Hari makin sore. Matahari
sebentar lagi tenggelam dan langit mulai agak temaram. Satu demi satu layang-layang
sudah ditarik dari angkasa. Semua orang pulang ke rumah masing-masing.
Namun dari satu rumah
di sebuah gang, terdengar suara musik yang keras. Begitu kerasnya sehingga
terdengar sampai ke rumah lainnya di seberang jalan besar. Persis seperti
sedang punya hajatan pernikahan atau khitanan anaknya, padahal bukan sama sekali.
Musik itu menggema
dari minikompo baru milik seorang lelaki berusia 55 tahun. Minikompo itu baru
saja dibelikan anak sulungnya yang datang dari Ibu Kota. Suaranya berdentam-dentam
menghantam telinga. Maklum, ia sedang menyetel music dangdut. Irama kendangnya
membuat kepala lelaki itu bergoyang kanan-kiri.
Orang itu merasa
takjub karena sekarang musik bisa diputar dari benda yang sangat kecil yang
dicolokkan ke salah satu lubang minikompo.
Dulu orang harus
memutar kases untuk mendengarkan lagu. Kaset itu pun harus dibeli dengan harga
yang cukup mahal dan hanya berisi paling banyak 10 lagu. Ia pernah punya banyak
kaset lagu dangdut. Sebelumnya malah menyetel lagu dari piringan lebar berwarna
hitam, sehingga disebut piringan hitam. Tidak semua orang punya pemutar
piringan hitam. Hanya orang kaya yang punya.
Zaman kaset berganti
dengan zaman piringan yang lebih kecil, yakni compat disc (CD)yang bisa memuat puluhan
hingga ratusan lagu. Namun zaman kejayaan CD hanya sebentar, segera digantikan
dengan benda mungil yang disebut flashdisk—benda ajaib yang bisa menyimpan
ratusan hingga ribuan lagu.
Lelaki itu
menggeleng-geleng mengikuti irama lagu. Takjub dia dengan perkembangan
teknologi yang sangat pesat. Begitu asyiknya sampai-sampai ia tidak mendengar
teriakan anaknya yang masih duduk di bangku SMP, Ismi.
“Pak, sudah azaaaan!”
teriak Ismi.
Ayah Ismi masih asyik
bergoyang ke kiri-kanan.
“Pak, sudah azaaaan!”
Ayah Ismi menoleh. “Apaaa?”
“Sudah azaaaan!”
Ayah Ismi baru sadar
dengan yang sedang ia lakukan. “Astagfirullah,” katanya sambil mematikan
minikompo. Tapi ia kesulitan. “Aduh, bagaimana cara mematikannya?”
Ismi segera
menghampiri ayahnya, mengambil remote control, dan mematikan minikompo itu.
Ayah Ismi melongo dan
memberikan isyarat permintaan maaf kepada beberapa orang yang melihat
kepadanya.
Sejak saat itu, ayah Ismi
sadar bahwa menyetel music tidak perlu keras-keras.
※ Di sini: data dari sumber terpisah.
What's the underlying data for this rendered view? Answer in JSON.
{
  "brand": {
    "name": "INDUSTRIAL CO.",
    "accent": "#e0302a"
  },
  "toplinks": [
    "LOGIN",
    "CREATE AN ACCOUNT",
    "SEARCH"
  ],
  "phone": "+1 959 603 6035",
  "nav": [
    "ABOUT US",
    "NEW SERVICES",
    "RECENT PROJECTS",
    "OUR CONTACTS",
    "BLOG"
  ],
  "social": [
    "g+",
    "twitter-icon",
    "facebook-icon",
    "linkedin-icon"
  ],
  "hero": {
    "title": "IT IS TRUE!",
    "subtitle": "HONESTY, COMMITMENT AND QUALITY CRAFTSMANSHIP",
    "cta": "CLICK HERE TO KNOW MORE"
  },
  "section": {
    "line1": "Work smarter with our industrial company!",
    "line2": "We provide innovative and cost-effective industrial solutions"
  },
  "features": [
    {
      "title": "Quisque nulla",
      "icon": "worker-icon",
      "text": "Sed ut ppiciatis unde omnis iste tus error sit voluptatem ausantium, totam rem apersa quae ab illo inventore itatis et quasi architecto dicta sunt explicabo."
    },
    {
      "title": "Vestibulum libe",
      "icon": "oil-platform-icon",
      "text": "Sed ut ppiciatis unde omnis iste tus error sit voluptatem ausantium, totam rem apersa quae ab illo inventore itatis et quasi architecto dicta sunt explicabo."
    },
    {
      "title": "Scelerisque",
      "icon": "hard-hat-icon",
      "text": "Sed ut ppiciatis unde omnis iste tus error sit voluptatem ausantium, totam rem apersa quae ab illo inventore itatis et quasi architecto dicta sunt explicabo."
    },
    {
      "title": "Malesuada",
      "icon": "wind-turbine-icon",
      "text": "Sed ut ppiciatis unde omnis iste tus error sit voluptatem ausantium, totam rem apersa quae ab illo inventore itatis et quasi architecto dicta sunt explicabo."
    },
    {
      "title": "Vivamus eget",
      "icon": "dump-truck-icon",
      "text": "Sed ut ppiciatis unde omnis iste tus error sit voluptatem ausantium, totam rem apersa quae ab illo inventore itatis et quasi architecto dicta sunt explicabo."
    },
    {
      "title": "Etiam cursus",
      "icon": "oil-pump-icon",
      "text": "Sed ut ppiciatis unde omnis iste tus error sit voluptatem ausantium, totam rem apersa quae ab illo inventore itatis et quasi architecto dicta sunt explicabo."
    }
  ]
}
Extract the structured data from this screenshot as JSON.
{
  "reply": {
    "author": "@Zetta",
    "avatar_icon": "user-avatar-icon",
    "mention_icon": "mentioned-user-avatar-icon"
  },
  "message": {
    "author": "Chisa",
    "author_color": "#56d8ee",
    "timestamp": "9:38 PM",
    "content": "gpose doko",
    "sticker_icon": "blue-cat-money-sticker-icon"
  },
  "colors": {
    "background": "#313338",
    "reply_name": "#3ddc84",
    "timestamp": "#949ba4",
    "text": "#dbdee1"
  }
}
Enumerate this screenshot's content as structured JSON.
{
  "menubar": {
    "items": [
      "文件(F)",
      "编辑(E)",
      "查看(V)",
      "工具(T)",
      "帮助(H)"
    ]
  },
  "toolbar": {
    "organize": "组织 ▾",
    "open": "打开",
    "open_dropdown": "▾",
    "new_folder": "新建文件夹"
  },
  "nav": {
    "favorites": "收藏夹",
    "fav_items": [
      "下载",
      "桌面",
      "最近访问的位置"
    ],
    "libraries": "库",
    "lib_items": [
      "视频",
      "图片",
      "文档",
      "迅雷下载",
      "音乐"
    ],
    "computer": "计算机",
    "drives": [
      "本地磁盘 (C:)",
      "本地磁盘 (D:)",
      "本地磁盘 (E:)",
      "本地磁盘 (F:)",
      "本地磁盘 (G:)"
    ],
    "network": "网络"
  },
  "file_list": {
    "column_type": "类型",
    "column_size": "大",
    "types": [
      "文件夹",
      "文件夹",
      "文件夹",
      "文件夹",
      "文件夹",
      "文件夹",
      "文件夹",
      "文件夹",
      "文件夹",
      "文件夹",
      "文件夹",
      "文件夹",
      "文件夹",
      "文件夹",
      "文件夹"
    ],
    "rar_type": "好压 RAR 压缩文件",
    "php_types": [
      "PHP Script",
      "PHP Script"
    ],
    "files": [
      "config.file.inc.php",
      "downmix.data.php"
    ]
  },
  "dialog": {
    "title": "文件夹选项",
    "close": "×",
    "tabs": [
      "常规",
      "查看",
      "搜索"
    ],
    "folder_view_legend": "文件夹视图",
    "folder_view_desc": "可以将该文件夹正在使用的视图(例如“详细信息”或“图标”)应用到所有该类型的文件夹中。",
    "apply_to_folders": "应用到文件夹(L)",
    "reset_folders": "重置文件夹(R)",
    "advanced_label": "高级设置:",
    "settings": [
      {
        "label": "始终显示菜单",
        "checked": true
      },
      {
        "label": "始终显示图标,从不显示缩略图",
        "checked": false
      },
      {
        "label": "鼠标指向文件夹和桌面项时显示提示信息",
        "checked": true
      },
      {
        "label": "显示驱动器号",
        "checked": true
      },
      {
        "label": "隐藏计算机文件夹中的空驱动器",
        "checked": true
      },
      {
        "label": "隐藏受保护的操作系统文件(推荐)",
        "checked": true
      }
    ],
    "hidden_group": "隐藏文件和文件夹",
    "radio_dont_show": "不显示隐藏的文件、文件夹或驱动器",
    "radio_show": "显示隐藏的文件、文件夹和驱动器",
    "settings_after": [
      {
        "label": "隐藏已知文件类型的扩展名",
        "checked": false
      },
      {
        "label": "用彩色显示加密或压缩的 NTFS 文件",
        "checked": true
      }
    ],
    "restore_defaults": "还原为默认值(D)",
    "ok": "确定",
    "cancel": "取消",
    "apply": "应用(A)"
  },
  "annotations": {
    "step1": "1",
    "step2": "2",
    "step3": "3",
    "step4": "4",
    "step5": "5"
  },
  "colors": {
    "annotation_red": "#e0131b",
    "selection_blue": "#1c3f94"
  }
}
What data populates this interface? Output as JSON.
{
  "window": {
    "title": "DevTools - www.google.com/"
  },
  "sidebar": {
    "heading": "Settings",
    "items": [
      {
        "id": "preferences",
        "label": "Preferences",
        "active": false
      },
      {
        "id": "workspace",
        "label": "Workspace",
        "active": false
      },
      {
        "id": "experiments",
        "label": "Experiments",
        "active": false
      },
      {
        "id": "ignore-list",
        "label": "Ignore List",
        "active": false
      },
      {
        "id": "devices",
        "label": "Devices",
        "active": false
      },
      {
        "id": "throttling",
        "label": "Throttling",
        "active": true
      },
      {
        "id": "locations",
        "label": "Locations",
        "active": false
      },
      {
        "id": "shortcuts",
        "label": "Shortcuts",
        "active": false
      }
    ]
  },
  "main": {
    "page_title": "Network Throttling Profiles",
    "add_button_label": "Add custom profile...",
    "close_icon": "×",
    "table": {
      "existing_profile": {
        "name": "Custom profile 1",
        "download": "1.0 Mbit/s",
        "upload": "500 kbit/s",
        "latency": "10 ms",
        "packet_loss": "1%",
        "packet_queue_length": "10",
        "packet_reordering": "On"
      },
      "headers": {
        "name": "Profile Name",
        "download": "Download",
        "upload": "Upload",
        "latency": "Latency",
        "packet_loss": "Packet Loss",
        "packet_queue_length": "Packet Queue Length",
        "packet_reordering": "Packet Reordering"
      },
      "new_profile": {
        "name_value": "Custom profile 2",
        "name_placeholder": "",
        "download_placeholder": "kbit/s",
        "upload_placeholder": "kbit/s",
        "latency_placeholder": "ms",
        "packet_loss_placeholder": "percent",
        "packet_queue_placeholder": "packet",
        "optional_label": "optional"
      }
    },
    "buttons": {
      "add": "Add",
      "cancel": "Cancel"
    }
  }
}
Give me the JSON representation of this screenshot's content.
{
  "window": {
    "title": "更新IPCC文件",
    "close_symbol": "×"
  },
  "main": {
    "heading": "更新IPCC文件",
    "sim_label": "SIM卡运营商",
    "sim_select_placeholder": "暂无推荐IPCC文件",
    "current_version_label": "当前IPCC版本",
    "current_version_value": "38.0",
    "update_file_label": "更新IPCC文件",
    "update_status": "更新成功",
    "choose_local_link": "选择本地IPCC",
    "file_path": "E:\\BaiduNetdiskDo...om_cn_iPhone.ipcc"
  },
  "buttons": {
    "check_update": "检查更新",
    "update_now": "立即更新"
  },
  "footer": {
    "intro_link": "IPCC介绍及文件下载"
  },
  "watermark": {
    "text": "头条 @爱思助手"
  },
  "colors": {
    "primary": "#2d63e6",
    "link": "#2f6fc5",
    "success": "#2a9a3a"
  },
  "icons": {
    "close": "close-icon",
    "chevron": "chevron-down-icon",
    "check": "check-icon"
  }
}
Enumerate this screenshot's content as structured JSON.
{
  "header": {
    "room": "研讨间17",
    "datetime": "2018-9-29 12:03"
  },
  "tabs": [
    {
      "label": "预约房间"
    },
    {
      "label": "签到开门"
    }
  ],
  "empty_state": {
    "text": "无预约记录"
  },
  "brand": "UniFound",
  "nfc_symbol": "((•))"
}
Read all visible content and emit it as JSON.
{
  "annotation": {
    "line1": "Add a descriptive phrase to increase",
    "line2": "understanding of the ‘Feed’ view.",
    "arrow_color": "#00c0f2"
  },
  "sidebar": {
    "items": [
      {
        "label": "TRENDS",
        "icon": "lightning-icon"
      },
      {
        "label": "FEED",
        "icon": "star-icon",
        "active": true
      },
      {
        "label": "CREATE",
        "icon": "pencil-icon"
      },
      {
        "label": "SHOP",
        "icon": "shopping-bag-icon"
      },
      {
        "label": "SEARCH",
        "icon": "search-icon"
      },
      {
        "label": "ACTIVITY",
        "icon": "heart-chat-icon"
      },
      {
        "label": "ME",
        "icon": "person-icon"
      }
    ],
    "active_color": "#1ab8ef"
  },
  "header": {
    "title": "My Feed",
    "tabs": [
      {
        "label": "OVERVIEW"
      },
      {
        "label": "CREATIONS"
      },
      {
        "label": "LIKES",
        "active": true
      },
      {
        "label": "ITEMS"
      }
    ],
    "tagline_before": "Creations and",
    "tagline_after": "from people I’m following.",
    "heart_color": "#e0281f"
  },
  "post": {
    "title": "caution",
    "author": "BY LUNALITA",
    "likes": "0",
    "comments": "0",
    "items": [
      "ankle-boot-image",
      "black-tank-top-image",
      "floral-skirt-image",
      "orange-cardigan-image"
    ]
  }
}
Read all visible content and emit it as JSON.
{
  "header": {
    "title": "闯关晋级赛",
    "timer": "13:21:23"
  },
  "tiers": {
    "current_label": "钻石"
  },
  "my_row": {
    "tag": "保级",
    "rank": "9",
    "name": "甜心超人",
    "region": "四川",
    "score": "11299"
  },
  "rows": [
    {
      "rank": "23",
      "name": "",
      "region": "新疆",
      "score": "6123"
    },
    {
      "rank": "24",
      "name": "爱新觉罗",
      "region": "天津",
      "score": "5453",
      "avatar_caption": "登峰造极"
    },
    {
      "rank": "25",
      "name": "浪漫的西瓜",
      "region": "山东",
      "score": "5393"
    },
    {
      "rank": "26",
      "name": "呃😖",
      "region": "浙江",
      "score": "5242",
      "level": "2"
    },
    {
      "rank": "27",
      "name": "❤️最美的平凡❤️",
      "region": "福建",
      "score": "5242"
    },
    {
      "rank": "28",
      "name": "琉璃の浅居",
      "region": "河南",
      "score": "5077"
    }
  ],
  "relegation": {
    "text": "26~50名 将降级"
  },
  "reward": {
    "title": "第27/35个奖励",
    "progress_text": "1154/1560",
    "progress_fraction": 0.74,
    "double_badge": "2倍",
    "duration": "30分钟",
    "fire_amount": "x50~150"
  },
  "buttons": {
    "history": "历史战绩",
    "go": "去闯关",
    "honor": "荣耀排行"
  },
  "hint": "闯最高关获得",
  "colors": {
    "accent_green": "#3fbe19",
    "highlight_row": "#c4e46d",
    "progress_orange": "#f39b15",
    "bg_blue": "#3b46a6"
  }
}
Apalagi a tidak bisa
menyetel dan mematikannya sendiri. Ternyata membunyikan musik cukup untuk bisa
dinikmati sendiri, jangan sampai mengganggu tetangga.
Begitulah aturan dalam
masyarakat.
Ia beruntung anaknya,
Ismi, mempunyai kesadaran mengenai disiplin dalam bermasyarakat. Disiplin hidup
bertetangga memang tidak tertulis, tapi jika melanggar, kita sendiri yang
rugi.
Cerita di atas adalah salah satu contoh disiplin di tengah
masyarakat. Ada contoh lain disiplin di masyarakat antara lain, menjaga
kebersihan lingkungan, menjaga keamanan lingkungan, dan menghormati tetangga.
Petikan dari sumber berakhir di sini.